The party also calls for the ‘selective exclusion of foreign-made goods from British markets’, the ending of ‘trendy’ teaching methods, a reduction in foreign aid, a boost to defence spending, putting pensioners before asylum seekers (them again) and allowing the people to decide about capital punishment.
These policies – in particular the ones about unleashing the police and the possible reintroduction of capital punishment – are scary to the more liberal-minded among us. They have a definite resonance, however, with many of the nation’s voters, including some members of the black and ethnic minority community. A Sikh, Rajinder Singh, 75, in a protest against what he sees as the Islamification of Britain, is already reported to have said he wants to be the first non-white BNP member.
Singh is not alone. Peter David, 56, an elder of the Redeemed Christian Church of God, who came to Britain in the 1970s from Trinidad, told Times journalist Dominic Kennedy that he supported the BNP’s policy of stemming immigration. There are so many immigrants here, he said, that our little island might sink. Kennedy recorded these words just before he was forcibly expelled from the extraordinary general meeting for having previously written a critical piece about the party.
Which perhaps speaks volumes about the reformed BNP.
The BNP has every right to promote these policies, of course, providing it does not incite racial or religious hatred, discriminate against any section of the community or break any other laws.
Its policies might remind some people of the bilious inanities of a saloon bar bore, but it’s a free world – and all that.
But with the BNP having had to change its rules, that has got me wondering whether any other organisations – even, perhaps, some involving lawyers – might have to do the same?
I wonder about the status of a group such as the Association of Women Solicitors (AWS), whose membership is restricted to women solicitors or trainees who are Law Society members or associate members.
Why, when the BNP has to toe the racial discrimination line, was the AWS allowed to get away with ‘discrimination’ on the grounds of gender and exclude men from its ranks?
For that matter, how can an organisation calling itself the Black Solicitors Network (BSN) be allowed?
It turns out that it is because there are different rules for clubs or associations and political parties. The former can confine membership to a specific group so long as their main purpose is to provide benefits to their members. Neither the AWS nor the BSN discriminates on the grounds of colour.
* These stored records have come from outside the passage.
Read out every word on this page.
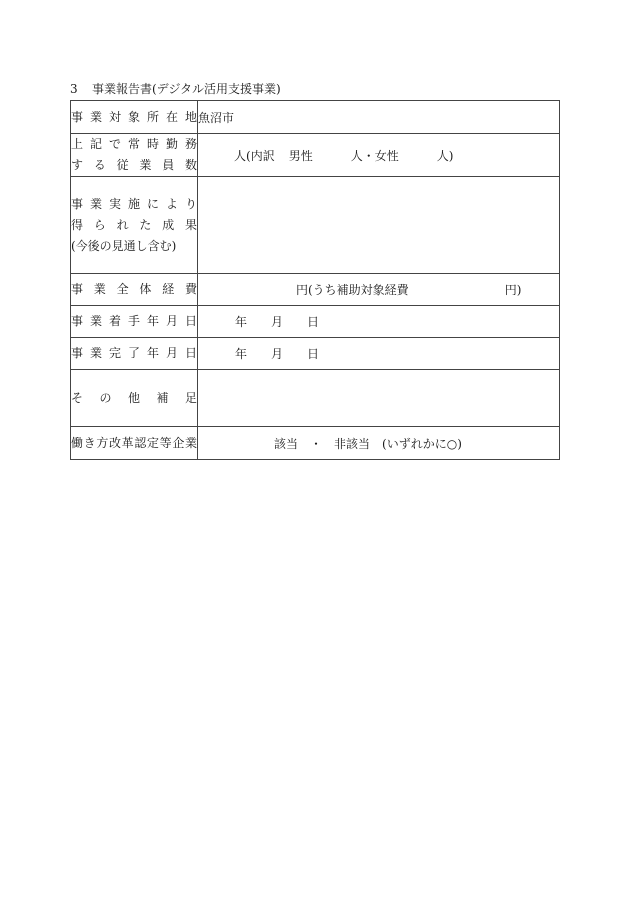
3 事業報告書(デジタル活用支援事業)
事業対象所在地	魚沼市

上記で常時勤務
する従業員数	人(内訳 男性 人・女性 人)

事業実施により
得られた成果
(今後の見通し含む)	

事業全体経費	円(うち補助対象経費 円)

事業着手年月日	年 月 日

事業完了年月日	年 月 日

その他補足	

働き方改革認定等企業	該当 ・ 非該当 (いずれかに○)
The AWS campaigns on behalf of women of all races and the BSN specifically states on its website that people of all colours and race who share its values are welcome to join.
The BNP, on the other hand, is a political party whose main aim is not just to benefit its members. It also aims to win elections, gain political power and represent the public – and so, like any other political party, has to comply with colour and other discrimination legislation. So there you have it.